Suse 10.2, part 2:New Software

Suse 10.2, part 2

I installed Suse 10.2 December 10th on my home system, europa. I've been working on it as time and schedule permit, documenting my experiences.

New Software

Java 6 was released one day after finished installing Suse, December 11th. I was able to download versions for both 32-bit Linux as well as Windows, and to put them on my Western Digital Passport (80GB) via my notebook. I plugged in the Passport into my home system, and as usual, Suse mounted the hardware without any problems. I was then able to install Java 6 for Linux off the Passport.

Why install Java 6? After all Java 5 (1.5.0) update 8 already installs with Suse 10.2. Why not use the installed Java 5? The short answer is that as good as Java 5 may be, Java 6 is demonstrably better than Java 5. I've been working with every release of Java 6 since June 2005, and it has gone from good to better to best to outstanding. It's a simple matter to run Java 6 side-by-side with Java5, and there are a number of applications (such as Open Office) that are dependent upon Java 5 being on the machine. I have no problems with that.

But there's a key feature available with Java 6 by default that is not available with Java 5; anti-aliased fonts. That feature comes in quite handy (along with many other new features) when running Java 6 with, say, NetBeans. After installing Java 6, I installed NetBeans 5.5 along with the profiler and the C/C++ pack. What follows is a screenshot of NetBeans with an empty C++ project.



There's a lot of good things to say about Java 6 and NetBeans. I'll start off by saying how fast both are. NetBeans starts up faster than any IDE I've yet seen, and it starts up faster than other NetBeans installations I have. It starts considerably faster under Suse 10.2 than when on Windows, and it starts faster than my NetBeans installation on Suse 10.1 and running on a Core Duo notebook. I don't know what's so special about the combination of Suse 10.2, Java 6, and NetBeans 5.5, but for this particular machine they all fly.

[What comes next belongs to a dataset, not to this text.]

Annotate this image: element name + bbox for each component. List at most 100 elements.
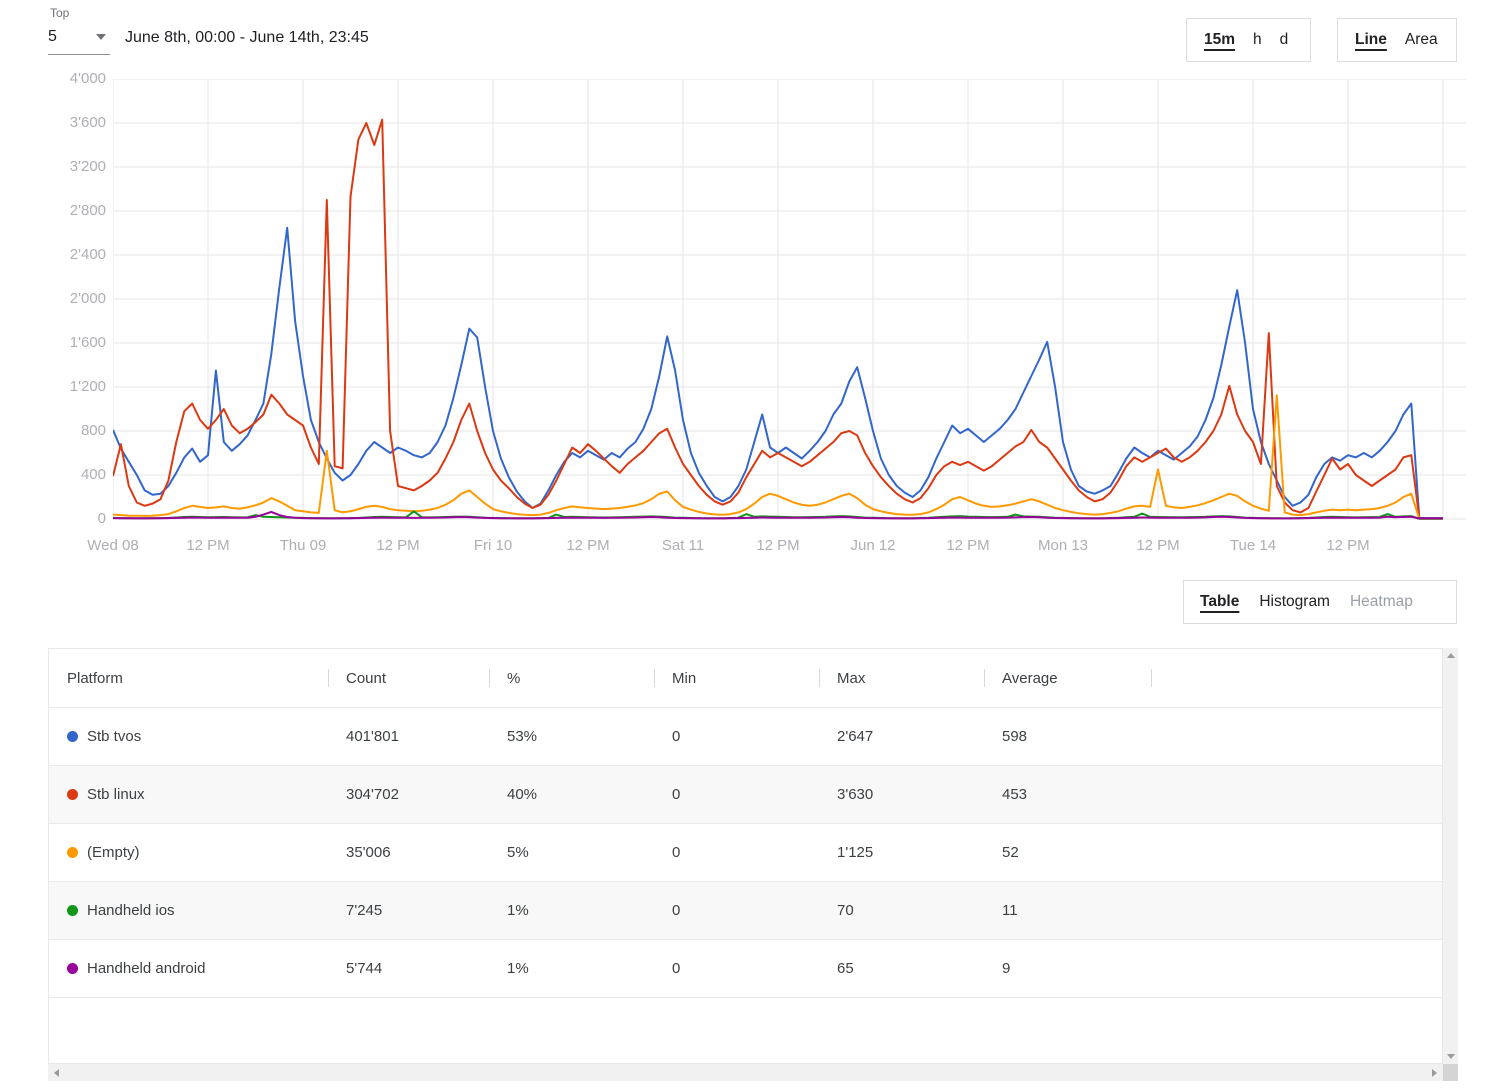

And, of course, there's the great performance I find when just working with NetBeans. It's a real pleasure to develop Java with this combination, and I look forward to moving some of my C++ projects over to NetBeans and its C++ pack and see how that works out.

Qt Surprise

One of the many surprises I found with Suse 10.2 is that Qt 4.2.1 is installed, not Qt 3. Qt 4.2.1 is the latest version from Trolltech, and I was mightily pleased to see it installed as the foundation for KDE. It's also one of the reasons I did not install KDevelop, and why I went with NetBeans for C++ development. The version of KDevelop that ships with Suse 10.2 still uses Qt 3, and installing KDevelop drags all of that onto the system. No thanks. One of the tasks I need to do in the near future is to try out the QtRuby bindings, and see how QtRuby looks with Qt 4. And maybe see what's new with QtRuby and Qt 4.



Mounting Other Filesystems

My first Suse 10.2 post wound up as part of a story on OSNews. One of the comment's made concerned the inability to mount and read NTFS and FAT32 file systems. I can assure folks that out-of-the-box, Suse 10.2 (like so many other releases before it) can mount them both, and can read and write FAT32 without any problems whatsoever (NTFS is mounted read-only, but it is quite readable). I close with a Nautilus view of my USB Passport, which as mentioned earlier was mounted and read just fine, thank you very much. And yes, I can perform every other operation you'd expect on that device.